The registrant is not a foreign issuer.
Item 5. Audit Committee of Listed Registrants.
Not applicable to open-end investment companies.
Item 6. Schedule of Investments.
(a) Schedule of Investments is included as part of the report to shareholders filed under Item 1 of this Form.
(b) Not applicable.
Item 7. Disclosure of Proxy Voting Policies and Procedures for Closed-End Management Investment Companies.
Not applicable to open-end investment companies.

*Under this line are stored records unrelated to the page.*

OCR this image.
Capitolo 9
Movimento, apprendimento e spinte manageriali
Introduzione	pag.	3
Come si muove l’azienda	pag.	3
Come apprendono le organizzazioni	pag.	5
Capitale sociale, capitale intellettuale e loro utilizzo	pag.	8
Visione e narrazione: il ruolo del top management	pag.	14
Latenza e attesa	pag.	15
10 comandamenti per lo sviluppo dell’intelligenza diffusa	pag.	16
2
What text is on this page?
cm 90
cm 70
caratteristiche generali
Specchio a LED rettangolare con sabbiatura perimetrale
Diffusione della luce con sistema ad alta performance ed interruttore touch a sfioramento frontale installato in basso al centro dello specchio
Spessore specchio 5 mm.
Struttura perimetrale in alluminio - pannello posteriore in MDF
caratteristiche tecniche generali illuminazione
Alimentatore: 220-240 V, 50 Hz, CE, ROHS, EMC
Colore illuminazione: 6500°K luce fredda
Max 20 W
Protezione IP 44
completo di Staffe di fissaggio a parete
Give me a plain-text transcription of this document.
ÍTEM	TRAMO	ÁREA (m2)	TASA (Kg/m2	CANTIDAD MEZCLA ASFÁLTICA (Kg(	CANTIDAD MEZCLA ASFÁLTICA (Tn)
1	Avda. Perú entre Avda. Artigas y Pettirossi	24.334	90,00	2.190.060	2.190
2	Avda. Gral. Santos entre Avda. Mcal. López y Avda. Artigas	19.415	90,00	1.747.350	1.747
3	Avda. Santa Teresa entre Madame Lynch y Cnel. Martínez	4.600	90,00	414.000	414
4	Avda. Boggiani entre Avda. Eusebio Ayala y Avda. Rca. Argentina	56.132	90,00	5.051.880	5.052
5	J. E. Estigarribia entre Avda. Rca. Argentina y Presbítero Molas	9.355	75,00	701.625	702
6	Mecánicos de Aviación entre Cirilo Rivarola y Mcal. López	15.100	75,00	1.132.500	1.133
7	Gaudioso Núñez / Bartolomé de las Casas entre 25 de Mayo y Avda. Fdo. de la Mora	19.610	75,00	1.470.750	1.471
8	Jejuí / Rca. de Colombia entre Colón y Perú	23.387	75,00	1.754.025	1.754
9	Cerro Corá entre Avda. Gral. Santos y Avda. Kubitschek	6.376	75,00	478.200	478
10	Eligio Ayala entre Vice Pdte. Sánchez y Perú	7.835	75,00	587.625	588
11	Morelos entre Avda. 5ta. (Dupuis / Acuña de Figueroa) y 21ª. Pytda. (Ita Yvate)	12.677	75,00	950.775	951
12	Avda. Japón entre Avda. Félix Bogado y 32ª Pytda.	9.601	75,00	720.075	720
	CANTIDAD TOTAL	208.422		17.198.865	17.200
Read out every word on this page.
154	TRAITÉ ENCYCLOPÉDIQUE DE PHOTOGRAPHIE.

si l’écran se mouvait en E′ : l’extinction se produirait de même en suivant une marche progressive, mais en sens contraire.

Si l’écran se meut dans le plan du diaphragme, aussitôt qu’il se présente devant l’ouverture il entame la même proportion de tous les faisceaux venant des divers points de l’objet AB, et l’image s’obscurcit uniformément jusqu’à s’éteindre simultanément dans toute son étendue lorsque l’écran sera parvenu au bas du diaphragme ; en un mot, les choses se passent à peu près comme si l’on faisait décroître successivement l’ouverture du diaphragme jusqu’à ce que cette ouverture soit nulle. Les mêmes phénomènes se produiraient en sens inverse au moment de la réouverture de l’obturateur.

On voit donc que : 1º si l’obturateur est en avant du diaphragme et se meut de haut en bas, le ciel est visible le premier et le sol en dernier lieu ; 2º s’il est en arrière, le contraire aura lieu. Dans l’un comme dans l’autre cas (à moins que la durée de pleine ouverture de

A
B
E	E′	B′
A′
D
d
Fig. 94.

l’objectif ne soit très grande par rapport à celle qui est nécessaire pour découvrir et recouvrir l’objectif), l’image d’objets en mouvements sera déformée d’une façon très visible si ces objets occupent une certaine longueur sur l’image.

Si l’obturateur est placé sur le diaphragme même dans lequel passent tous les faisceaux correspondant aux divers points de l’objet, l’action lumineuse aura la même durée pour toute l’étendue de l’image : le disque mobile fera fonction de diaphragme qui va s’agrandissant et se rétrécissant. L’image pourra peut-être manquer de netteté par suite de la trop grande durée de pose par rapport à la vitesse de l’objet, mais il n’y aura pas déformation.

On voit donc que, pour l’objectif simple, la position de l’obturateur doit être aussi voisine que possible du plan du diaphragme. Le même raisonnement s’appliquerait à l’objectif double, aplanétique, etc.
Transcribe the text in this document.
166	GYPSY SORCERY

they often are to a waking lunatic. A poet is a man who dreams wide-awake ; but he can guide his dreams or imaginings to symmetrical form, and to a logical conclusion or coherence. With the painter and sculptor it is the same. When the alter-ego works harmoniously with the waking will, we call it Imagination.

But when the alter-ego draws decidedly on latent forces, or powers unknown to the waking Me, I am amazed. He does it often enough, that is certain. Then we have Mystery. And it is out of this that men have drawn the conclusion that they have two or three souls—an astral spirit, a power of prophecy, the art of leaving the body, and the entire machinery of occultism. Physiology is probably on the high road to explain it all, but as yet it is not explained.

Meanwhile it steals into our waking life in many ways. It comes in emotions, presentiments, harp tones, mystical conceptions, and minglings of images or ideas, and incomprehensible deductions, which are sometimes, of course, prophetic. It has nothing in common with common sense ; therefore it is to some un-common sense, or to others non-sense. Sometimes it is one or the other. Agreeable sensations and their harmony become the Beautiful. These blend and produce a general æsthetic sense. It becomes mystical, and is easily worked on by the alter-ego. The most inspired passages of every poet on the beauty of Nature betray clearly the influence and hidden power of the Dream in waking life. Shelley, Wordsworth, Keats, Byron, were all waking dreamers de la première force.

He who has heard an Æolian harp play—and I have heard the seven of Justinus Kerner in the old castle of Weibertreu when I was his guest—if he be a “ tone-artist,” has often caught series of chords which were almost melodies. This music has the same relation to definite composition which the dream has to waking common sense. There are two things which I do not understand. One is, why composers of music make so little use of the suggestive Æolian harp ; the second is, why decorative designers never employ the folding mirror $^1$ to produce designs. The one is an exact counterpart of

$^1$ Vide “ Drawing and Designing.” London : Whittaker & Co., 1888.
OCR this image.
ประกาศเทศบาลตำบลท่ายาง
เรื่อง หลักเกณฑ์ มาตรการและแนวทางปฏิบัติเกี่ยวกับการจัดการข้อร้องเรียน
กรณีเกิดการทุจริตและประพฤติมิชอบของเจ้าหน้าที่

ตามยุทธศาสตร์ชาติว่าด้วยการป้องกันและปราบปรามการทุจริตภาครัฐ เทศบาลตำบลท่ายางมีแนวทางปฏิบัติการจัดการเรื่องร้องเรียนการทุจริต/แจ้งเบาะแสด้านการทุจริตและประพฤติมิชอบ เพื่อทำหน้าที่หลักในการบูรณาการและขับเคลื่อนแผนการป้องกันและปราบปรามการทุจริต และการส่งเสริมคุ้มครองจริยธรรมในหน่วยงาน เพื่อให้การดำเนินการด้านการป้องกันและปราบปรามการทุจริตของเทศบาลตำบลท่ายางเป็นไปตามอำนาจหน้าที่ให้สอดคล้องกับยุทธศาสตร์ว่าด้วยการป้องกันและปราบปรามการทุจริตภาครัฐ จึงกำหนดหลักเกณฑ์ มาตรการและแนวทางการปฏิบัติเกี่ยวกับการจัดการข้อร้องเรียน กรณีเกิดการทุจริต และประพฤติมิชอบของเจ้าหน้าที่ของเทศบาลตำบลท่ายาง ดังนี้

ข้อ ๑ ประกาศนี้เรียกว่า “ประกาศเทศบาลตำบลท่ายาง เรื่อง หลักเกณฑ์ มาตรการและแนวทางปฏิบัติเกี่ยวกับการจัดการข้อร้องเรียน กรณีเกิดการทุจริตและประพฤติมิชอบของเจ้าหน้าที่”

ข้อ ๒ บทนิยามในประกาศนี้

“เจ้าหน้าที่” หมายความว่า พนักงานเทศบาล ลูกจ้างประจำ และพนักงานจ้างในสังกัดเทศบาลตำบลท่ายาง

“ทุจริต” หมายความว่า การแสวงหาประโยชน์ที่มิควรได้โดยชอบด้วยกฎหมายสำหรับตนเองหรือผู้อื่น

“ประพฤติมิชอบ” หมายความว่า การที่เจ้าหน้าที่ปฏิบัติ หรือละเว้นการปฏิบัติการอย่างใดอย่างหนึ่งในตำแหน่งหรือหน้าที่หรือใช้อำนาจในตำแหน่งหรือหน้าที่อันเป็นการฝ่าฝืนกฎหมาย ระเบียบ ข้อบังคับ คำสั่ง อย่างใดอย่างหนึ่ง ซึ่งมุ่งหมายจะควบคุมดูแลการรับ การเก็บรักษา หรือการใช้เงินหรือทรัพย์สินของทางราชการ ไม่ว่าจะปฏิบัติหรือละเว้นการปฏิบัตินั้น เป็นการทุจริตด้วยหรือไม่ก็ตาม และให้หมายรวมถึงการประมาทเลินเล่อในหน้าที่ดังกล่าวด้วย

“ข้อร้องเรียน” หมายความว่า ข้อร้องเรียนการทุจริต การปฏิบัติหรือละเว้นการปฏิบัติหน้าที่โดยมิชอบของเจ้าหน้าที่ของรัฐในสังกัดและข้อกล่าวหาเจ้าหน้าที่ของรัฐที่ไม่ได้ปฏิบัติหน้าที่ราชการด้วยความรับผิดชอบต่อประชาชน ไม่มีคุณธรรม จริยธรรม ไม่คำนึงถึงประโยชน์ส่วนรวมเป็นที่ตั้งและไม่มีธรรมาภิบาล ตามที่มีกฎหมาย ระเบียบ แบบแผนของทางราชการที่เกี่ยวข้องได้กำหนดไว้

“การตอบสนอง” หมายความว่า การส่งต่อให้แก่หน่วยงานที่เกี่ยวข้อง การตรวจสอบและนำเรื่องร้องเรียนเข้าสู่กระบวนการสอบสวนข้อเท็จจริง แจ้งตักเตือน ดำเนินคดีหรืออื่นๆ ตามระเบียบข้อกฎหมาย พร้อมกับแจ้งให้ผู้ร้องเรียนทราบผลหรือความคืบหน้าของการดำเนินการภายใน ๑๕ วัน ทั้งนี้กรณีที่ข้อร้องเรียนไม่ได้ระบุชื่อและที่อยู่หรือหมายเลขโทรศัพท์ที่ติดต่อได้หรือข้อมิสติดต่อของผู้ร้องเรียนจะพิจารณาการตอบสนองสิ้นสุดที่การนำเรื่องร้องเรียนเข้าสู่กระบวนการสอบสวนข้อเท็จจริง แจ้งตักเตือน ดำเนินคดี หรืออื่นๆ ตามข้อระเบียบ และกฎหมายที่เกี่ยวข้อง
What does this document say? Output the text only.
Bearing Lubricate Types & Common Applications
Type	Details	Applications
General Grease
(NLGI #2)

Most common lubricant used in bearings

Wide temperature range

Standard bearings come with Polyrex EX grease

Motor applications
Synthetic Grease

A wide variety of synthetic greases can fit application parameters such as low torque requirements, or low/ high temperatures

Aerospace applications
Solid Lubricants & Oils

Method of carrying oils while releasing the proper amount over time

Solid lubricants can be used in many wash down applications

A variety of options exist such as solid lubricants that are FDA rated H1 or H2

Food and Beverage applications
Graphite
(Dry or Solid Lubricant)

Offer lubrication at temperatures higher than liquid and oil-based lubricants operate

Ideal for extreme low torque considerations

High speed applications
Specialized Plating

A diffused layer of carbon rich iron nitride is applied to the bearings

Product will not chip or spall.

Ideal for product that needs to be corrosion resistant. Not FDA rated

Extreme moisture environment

Item 8. Portfolio Managers of Closed-End Management Investment Companies
Not applicable to open-end investment companies.
Item 9. Purchases of Equity Securities by Closed‑End Management Investment Company and Affiliated Purchasers.
Not applicable to open-end investment companies.
Item 10. Submission of Matters to a Vote of Security Holders.
There have been no material changes to the procedures by which shareholders may recommend nominees to the registrant’s board of trustees.
Item 11. Controls and Procedures.
(a) | The Registrant’s Principal Executive Officer and Principal Financial and Accounting Officer have reviewed the Registrant's disclosure controls and procedures (as defined in Rule 30a-3(c) under the Investment Company Act of 1940 (the “Act”)) as of a date within 90 days of the filing of this report, as required by Rule 30a-3(b) under the Act and Rules 13a-15(b) or 15d‑15(b) under the Securities Exchange Act of 1934. Based on their review, such officers have concluded that the disclosure controls and procedures are effective in ensuring that information required to be disclosed in this report is appropriately recorded, processed, summarized and reported and made known to them by others within the Registrant and by the Registrant’s service provider. |
(b) | There were no significant changes in the Registrant's internal control over financial reporting (as defined in Rule 30a-3(d) under the Act) that occurred during the period covered by this report that has materially affected, or is reasonably likely to materially affect, the Registrant's internal control over financial reporting. |
Item 12. Disclosure of Securities Lending Activities for Closed-End Management Investment Companies
Not applicable to open-end investment companies.
Item 13. Exhibits.
| (3) Any written solicitation to purchase securities under Rule 23c‑1 under the Act sent or given during the period covered by the report by or on behalf of the registrant to 10 or more persons. Not applicable to open-end investment companies. |
| (4) Change in the registrant’s independent public accountant. There was no change in the registrant’s independent public accountant for the period covered by this report. |
SIGNATURES
Pursuant to the requirements of the Securities Exchange Act of 1934 and the Investment Company Act of 1940, the registrant has duly caused this report to be signed on its behalf by the undersigned, thereunto duly authorized.
(Registrant) GoodHaven Funds Trust
By (Signature and Title) /s/Larry Pitkowsky
Larry Pitkowsky, President and Principal Executive Officer
Date: 1/31/23
Pursuant to the requirements of the Securities Exchange Act of 1934 and the Investment Company Act of 1940, this report has been signed below by the following persons on behalf of the registrant and in the capacities and on the dates indicated.
By (Signature and Title) /s/Larry Pitkowsky
Larry Pitkowsky, President and Principal Executive Officer
Date: 1/31/23
By (Signature and Title) /s/Lynn Iacona
Lynn Iacona, Treasurer and Principal Financial Officer
Date: 1/31/23
* Print the name and title of each signing officer under his or her signature.